Testing the robustness of these results, we first conducted correlation analyses for all measures, including separate analyses of policy change in relation to different combinations of hazard event types (Supplementary Table 2). Results confirmed that the relationship between hazard events and policy change is very weak and slightly negative across hazard frequency and the three severity measures. Only a few significant differences were found across income levels and hazard event types (results based on 30-year baseline). Next, we controlled for cross-country variance in HFA starting values (i.e., that countries reported different initial progress scores in any of the first two HFA evaluation cycles) by calculating the average PFA change ratio between 2011–2015 and 2007–2011 over the average PFA change in 2007–2011 (Eq. (3), “Methods”). Analyses with the normalized PFA measure did not generate different results compared to average PFA changes (Fig. 1 and Supplementary Fig. 2) and PFA difference scores (Fig. 2 and Supplementary Fig. 3). Thus, we find that differences in initial PFA scores did not influence the relationship between natural hazard exposure and policy change within the study period.

### Country cases

Although the study shows that no relationship exists between natural hazard events and DRR policy change in our sample of 85 countries, we can still observe considerable differences when comparing across individual countries. These differences provide opportunities to strategically select countries for in-depth comparisons. Different selection logics are possible, and Fig. 3 exemplifies two of the alternatives. To reiterate, since hazard severity and frequency depend on countries’ previous experience, we base the comparisons on normalized measures in relation to long-term country averages (30-year baseline) and not in absolute terms.
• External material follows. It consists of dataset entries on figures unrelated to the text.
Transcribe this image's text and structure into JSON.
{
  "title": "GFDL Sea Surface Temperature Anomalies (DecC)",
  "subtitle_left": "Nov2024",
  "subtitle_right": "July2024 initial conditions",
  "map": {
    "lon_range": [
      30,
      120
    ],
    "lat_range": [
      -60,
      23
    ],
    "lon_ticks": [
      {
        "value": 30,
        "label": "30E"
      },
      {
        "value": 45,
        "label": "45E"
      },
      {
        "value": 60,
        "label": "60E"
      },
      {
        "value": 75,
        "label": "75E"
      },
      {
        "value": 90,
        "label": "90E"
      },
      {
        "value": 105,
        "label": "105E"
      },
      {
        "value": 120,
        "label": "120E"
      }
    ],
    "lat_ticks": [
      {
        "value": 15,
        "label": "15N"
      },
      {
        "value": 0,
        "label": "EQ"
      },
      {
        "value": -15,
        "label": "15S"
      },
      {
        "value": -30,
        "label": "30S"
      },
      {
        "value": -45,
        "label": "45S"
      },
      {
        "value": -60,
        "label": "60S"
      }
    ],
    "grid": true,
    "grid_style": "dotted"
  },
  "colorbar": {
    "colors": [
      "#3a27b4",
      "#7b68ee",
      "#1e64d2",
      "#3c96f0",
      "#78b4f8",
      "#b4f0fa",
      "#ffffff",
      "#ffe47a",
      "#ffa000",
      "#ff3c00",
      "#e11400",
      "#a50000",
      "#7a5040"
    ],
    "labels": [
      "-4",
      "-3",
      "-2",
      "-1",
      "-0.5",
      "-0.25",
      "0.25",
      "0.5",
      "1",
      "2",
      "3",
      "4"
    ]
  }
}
In a “type a” comparative logic, we identify pairs of countries that are consistent with the aggregated pattern that hazard frequency and severity do not influence DRR policy change. These are pairs of countries with different hazard exposure levels that resulted in no change or similar levels of policy change. In contrast, a “type b” comparative logic entails two countries with the same level of hazard exposure but different levels of policy change toward enhanced DRR capacity (i.e., positive policy change scores). Hence, in a type b case comparison, one case is consistent with the aggregated pattern reported in this study (high hazard event frequency or severity followed by policy stability), whereas the other case (high frequency or severity followed by significant policy change) is consistent with the disaster reform hypothesis.

We start by identifying two “type a” country pairs that illustrate the aggregated pattern that DRR policy change is unassociated with hazard severity and frequency. Canada and Australia constitute one illustrative high-income pair in relation to fatalities (Fig. 1a). In our data, Canada and Australia differed substantially in the level of hazard fatalities during the exposure period, yet they still reported similar levels of DRR policy change (Fig. 3). Specifically, the EM-DAT data show that Canada suffered a total of 15 fatalities due to floods and storms, for a normalized fatality score of 0.41, i.e., below the long-term country average in the study period. Australia, while also facing storms and floods, suffered 21 fatalities, for a fatality score of 2.94, which is above the long-term country average. Despite these differences in fatalities, DRR policies in both countries remained unchanged (policy change score for Canada = 0.05 and Australia = 0).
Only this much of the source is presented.